The Fender Precision Bass (often shortened to "P-Bass") is a model of electric bass manufactured by Fender Musical Instruments Corporation. In its standard, post-1957 configuration, the Precision Bass is a solid body, four-stringed instrument equipped with a single split-coil humbucking pickup and a one-piece, 20-fret maple neck with rosewood or maple fingerboard.
Its prototype, designed by Leo Fender in 1950, was brought to market in 1951. It was the first electric bass to earn widespread attention and use, remaining among the best-selling and most-imitated electric basses with considerable effect on the sound of popular music.

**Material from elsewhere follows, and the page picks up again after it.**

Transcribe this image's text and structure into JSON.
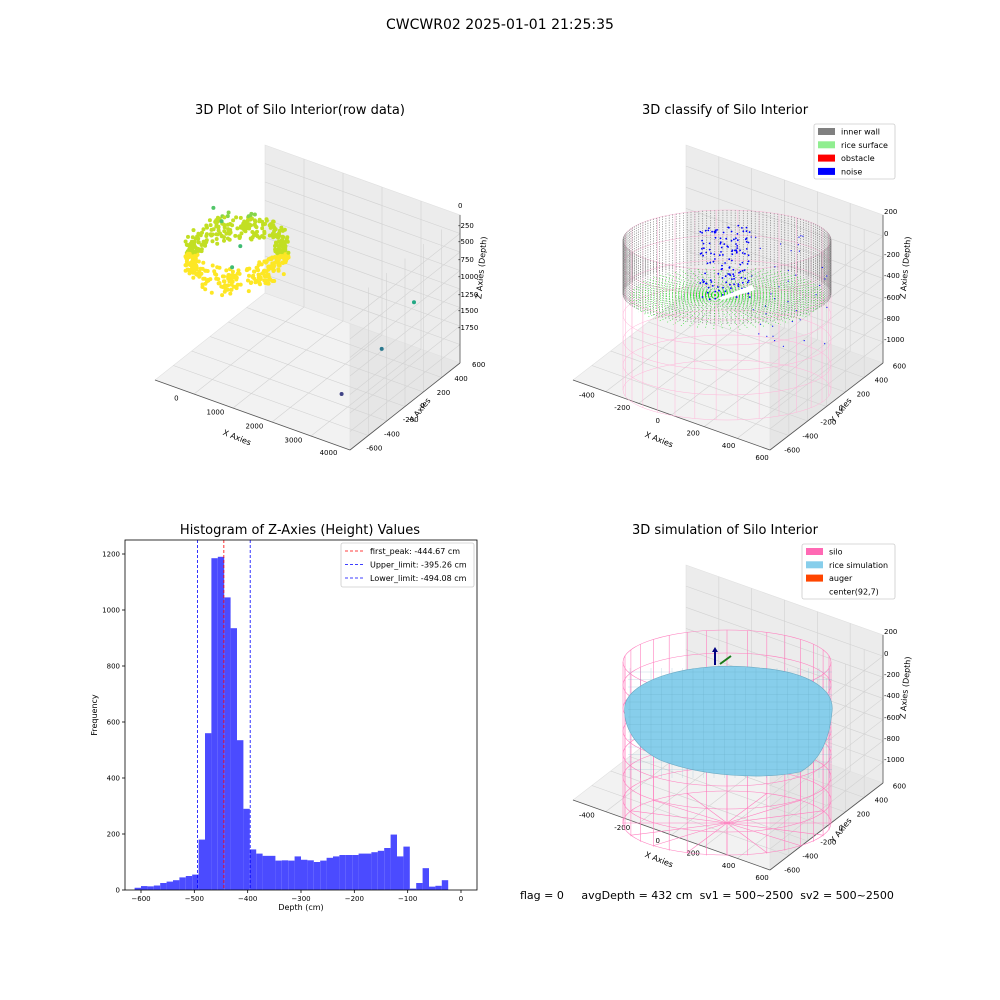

The original Telecaster-derived design, with a few updates, was reintroduced in 1968 as the Fender Telecaster Bass. Within a few years, however, it had evolved into a model distinctly different from the contemporary Precision Bass, alongside which it was marketed through 1979. Two artist-designed models use the Telecaster Bass body style; the Mike Dirnt Precision Bass, using today's standard single split-coil pick-up, and the Sting Precision Bass, using a single coil pick-up as did the earliest design.
Since 1969 the 1-piece maple neck option has been fitted to many Fender basses and the rosewood fretboard offered as an alternative. Some Precision Basses made in the 1970s were also available with an unlined fretless rosewood, ebony or (usually) maple fingerboard, popularized by endorsees Sting and Tony Franklin. Fender briefly offered a fretless P Bass in the mid-1990s as a part of the first-generation American Standard line but dropped this variant at the end of the 20th century.
In 1968, The headstock graphic was changed to a new "waterslide" design. In 1977, the "Precision Bass" wordmark was changed to a smaller, sans-serif design.